In rejecting the jury-waiver claim, Ezra explained that under United States v. Cochran, 770 F.2d 850 (9th Cir. 1985), the district judge must ascertain that the defendant understands the nature of the jury right that he is giving up. While the Cochran court suggested four specific advisements—“twelve members of the community compose a jury,” that “the defendant may take part in jury selection,” that “jury verdicts must be unanimous,” and that “the court alone decides guilt or innocence if the defendant waives a jury trial—less specificity is required if the defendant is well-educated and legally sophisticated, the judge explained.
“Here, as a practicing attorney and partner at a major law firm, Tamman was well aware of the rights that a jury trial would entail.
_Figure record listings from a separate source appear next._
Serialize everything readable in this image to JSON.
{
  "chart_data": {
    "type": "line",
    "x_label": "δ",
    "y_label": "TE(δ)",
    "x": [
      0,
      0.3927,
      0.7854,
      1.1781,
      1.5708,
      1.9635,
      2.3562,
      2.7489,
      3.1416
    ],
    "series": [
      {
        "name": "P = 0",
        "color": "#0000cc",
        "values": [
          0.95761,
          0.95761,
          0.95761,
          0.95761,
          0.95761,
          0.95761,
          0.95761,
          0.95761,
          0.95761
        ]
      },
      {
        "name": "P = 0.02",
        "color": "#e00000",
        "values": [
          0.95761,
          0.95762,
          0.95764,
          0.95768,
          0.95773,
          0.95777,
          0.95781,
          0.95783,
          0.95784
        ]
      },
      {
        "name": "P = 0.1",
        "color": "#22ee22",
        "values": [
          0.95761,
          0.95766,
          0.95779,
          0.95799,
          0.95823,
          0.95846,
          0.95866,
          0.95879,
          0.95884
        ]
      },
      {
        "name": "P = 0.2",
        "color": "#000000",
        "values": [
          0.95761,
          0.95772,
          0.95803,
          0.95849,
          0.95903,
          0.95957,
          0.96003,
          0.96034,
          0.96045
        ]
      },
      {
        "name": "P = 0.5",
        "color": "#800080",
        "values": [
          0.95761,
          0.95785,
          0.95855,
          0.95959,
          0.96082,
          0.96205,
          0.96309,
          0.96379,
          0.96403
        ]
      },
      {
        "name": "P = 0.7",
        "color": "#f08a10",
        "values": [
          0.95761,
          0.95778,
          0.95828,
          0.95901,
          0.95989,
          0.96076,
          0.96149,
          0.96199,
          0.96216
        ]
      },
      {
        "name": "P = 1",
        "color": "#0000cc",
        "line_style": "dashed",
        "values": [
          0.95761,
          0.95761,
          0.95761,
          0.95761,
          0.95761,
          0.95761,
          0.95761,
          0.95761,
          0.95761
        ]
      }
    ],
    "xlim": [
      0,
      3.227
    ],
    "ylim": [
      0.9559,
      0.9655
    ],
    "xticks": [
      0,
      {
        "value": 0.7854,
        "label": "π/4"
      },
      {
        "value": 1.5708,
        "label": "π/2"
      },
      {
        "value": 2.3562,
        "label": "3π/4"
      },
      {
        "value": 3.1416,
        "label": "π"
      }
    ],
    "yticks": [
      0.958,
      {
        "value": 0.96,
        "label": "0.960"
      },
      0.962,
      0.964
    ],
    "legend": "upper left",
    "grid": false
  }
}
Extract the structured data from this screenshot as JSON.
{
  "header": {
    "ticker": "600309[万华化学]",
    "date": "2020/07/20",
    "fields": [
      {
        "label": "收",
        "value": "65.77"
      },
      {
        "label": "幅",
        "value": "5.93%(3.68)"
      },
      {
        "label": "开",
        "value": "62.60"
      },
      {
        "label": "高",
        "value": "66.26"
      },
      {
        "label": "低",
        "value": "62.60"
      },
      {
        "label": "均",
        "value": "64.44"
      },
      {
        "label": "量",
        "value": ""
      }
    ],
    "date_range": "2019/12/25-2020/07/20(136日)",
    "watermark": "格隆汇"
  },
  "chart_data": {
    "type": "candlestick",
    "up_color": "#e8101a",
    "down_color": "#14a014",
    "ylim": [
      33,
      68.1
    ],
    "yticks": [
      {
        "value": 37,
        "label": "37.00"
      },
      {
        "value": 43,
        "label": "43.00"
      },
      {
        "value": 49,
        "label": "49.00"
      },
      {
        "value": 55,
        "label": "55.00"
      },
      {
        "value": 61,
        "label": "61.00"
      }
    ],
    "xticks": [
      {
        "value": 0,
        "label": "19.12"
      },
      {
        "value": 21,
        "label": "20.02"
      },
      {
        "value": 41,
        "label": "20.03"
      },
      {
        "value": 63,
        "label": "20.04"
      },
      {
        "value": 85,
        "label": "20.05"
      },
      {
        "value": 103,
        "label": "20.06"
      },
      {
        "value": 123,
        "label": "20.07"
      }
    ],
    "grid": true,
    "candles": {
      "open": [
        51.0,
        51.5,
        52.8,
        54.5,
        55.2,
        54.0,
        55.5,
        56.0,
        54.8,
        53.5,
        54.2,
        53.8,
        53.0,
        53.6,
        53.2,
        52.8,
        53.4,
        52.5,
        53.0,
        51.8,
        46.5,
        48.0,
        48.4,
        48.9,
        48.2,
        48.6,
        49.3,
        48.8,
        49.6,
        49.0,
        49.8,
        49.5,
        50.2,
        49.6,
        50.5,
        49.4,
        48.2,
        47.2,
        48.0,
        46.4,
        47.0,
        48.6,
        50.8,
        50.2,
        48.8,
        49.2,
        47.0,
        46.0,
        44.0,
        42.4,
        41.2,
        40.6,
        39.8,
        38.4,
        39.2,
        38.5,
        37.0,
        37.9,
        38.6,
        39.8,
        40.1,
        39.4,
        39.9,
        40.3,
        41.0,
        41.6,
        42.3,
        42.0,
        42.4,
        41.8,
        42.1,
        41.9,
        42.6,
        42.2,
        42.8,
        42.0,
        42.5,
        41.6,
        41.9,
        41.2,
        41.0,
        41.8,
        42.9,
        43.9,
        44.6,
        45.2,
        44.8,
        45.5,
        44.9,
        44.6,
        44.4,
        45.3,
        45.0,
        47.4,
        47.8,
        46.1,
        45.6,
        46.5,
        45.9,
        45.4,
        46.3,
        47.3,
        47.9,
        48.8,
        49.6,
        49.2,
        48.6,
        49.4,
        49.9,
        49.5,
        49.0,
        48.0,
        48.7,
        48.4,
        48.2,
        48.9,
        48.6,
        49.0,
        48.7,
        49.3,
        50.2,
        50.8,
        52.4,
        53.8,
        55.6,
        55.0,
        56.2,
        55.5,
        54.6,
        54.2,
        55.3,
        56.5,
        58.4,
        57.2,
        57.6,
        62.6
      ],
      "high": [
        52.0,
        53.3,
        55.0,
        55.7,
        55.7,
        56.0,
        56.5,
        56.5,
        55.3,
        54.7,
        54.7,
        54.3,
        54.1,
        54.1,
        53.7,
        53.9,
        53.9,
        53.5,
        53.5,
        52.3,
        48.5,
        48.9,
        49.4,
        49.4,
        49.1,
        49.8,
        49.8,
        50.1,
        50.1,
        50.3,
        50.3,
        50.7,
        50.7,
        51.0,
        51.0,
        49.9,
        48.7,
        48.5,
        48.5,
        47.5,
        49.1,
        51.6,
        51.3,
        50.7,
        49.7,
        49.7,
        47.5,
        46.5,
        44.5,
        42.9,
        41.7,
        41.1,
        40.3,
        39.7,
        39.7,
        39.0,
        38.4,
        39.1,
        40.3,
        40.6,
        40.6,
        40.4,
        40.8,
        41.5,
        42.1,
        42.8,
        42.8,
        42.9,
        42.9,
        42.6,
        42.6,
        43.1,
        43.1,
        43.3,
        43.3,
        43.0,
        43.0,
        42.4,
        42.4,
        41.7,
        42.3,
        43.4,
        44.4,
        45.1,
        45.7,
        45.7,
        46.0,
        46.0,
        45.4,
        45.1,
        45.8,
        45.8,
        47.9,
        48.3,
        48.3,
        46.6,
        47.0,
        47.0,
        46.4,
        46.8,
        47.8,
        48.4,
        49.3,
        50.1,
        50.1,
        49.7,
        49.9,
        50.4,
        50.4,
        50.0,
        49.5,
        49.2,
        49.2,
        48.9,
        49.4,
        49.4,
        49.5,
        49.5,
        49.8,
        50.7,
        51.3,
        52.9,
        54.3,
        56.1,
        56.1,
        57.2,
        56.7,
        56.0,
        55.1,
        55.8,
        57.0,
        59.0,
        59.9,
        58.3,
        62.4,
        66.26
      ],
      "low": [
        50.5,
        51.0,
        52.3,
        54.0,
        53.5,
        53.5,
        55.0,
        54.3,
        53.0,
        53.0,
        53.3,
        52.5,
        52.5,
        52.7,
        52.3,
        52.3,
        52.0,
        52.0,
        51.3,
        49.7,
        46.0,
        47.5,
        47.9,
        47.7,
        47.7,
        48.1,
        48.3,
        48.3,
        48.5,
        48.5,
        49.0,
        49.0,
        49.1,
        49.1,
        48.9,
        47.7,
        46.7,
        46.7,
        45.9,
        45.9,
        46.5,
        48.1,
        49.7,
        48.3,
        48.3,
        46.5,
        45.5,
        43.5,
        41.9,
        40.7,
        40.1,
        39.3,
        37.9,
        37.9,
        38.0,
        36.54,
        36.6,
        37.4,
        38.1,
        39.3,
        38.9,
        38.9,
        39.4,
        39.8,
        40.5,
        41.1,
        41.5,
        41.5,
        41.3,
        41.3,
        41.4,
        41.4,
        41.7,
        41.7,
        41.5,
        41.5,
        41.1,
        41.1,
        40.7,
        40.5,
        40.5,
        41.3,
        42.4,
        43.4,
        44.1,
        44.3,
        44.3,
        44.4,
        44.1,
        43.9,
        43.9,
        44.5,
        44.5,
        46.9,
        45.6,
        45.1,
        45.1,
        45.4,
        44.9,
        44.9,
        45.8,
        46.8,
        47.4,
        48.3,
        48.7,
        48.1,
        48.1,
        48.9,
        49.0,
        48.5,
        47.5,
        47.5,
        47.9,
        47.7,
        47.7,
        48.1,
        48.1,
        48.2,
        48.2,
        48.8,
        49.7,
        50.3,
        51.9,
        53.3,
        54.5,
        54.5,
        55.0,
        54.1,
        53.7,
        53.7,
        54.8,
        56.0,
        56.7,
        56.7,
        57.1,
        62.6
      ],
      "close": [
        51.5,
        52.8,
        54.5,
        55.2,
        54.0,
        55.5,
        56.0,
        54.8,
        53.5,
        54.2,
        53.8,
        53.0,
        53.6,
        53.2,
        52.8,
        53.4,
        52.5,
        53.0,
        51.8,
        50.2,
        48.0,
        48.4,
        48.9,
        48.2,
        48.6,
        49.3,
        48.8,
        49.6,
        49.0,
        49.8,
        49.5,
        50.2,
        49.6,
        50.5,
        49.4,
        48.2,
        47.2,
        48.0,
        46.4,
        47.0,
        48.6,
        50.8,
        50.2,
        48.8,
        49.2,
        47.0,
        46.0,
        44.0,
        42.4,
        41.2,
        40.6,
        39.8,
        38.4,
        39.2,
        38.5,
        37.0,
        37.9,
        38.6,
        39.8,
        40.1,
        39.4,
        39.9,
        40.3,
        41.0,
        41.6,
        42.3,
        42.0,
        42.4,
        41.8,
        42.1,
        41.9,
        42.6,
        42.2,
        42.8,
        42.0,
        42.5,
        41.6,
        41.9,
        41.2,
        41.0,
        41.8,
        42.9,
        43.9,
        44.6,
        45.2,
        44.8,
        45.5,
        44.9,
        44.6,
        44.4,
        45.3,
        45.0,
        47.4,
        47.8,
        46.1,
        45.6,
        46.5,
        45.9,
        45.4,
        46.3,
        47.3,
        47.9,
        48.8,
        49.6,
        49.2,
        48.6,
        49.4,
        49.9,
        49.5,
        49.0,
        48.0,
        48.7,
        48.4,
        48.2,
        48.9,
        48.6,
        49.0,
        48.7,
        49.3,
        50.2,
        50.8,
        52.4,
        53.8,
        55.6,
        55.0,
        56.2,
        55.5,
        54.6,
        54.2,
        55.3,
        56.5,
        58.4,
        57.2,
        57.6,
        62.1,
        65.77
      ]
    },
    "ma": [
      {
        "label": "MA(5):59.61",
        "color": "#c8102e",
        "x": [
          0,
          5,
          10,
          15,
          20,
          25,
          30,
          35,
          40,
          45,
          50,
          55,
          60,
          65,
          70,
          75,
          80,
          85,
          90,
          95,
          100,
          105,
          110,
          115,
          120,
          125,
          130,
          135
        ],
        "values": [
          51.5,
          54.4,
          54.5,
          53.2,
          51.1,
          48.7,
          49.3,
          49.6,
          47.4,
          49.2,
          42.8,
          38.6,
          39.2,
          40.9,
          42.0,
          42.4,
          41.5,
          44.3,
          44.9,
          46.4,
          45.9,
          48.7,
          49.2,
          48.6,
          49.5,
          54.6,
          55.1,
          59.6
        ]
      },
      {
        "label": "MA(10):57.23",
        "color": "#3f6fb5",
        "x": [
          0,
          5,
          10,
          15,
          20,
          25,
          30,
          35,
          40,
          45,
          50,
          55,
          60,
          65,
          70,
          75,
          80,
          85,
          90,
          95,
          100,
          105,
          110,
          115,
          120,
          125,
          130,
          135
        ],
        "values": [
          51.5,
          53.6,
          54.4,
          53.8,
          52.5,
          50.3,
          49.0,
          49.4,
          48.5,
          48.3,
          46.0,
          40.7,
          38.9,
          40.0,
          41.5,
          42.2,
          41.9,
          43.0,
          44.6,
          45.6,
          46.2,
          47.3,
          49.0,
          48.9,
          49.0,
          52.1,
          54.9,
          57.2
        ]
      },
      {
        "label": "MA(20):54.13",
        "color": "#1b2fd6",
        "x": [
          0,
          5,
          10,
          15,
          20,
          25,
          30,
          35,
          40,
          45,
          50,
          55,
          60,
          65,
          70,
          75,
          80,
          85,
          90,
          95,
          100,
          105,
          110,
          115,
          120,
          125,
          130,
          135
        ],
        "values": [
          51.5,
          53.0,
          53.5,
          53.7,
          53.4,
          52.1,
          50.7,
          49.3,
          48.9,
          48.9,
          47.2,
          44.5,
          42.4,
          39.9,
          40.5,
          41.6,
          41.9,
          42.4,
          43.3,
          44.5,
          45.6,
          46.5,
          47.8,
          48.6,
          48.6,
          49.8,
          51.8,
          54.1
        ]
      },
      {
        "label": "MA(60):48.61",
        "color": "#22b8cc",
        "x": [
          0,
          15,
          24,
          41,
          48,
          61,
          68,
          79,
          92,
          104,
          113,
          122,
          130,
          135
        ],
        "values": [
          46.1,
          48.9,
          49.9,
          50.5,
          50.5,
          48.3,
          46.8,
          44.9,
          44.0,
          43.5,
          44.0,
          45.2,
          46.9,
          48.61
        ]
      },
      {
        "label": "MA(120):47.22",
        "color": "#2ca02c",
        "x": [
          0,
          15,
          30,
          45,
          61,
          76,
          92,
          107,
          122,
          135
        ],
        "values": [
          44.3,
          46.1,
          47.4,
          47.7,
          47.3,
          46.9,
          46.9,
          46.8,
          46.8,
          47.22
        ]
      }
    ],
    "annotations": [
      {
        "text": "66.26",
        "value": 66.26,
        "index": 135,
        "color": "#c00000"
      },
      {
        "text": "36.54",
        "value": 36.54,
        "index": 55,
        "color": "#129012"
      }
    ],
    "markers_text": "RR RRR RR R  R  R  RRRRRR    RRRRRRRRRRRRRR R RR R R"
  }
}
The district court reasonably concluded that Tamman’s competence, background, and experience ensured that he understood the mechanics of a jury trial and the rights he was waiving, even without an in-depth colloquy or a recitation of the four facts mentioned in Cochran,” the judge said.
The district judge who accepted the waiver, and the defense attorney who advised the judge that the defendant was competent to give it, were in the best position to judge whether it was knowing and voluntary, Ezra said.
Ezra also rejected the defendant’s attacks on the length of the sentence. The judge noted that the sentence was shorter than the guidelines range of 151 to 188 months, which Ezra said was calculated correctly.
The defense argued that Tamman should not have received both an enhancement based on Farahi having been a broker-dealer, which extended to the defendant as Farahi’s accessory, and a second enhancement based on having used “special skills” as an attorney to commit securities crimes.
Sentencing Commission commentary suggesting that both enhancements should not apply to the same defendant does not apply where the special sills are those of the defendant, and the broker-dealer is the accessory and not the defendant.
It was also proper to impose enhancements based on the total amount of money involved in the scheme—more than $20 million—and the number of victims—more than 50—by imputing Farahi’s actions and knowledge to Tamman, Ezra said.
“The district court considered that Tamman, as an accessory after the fact to Farahi, had knowledge of Farahi’s mail fraud and Ponzi scheme,” the judge wrote. “The mere fact that his actual knowledge may have been limited to 43 victims does not preclude a finding that all of the victims were reasonably foreseeable to him.”
The appeal was argued by Harvard Law School Prof. Alan Dershowitz for the defendant and Assistant U.S. Attorney Paul G. Stern for the government.
The case is United States v. Tamman, 13-50463.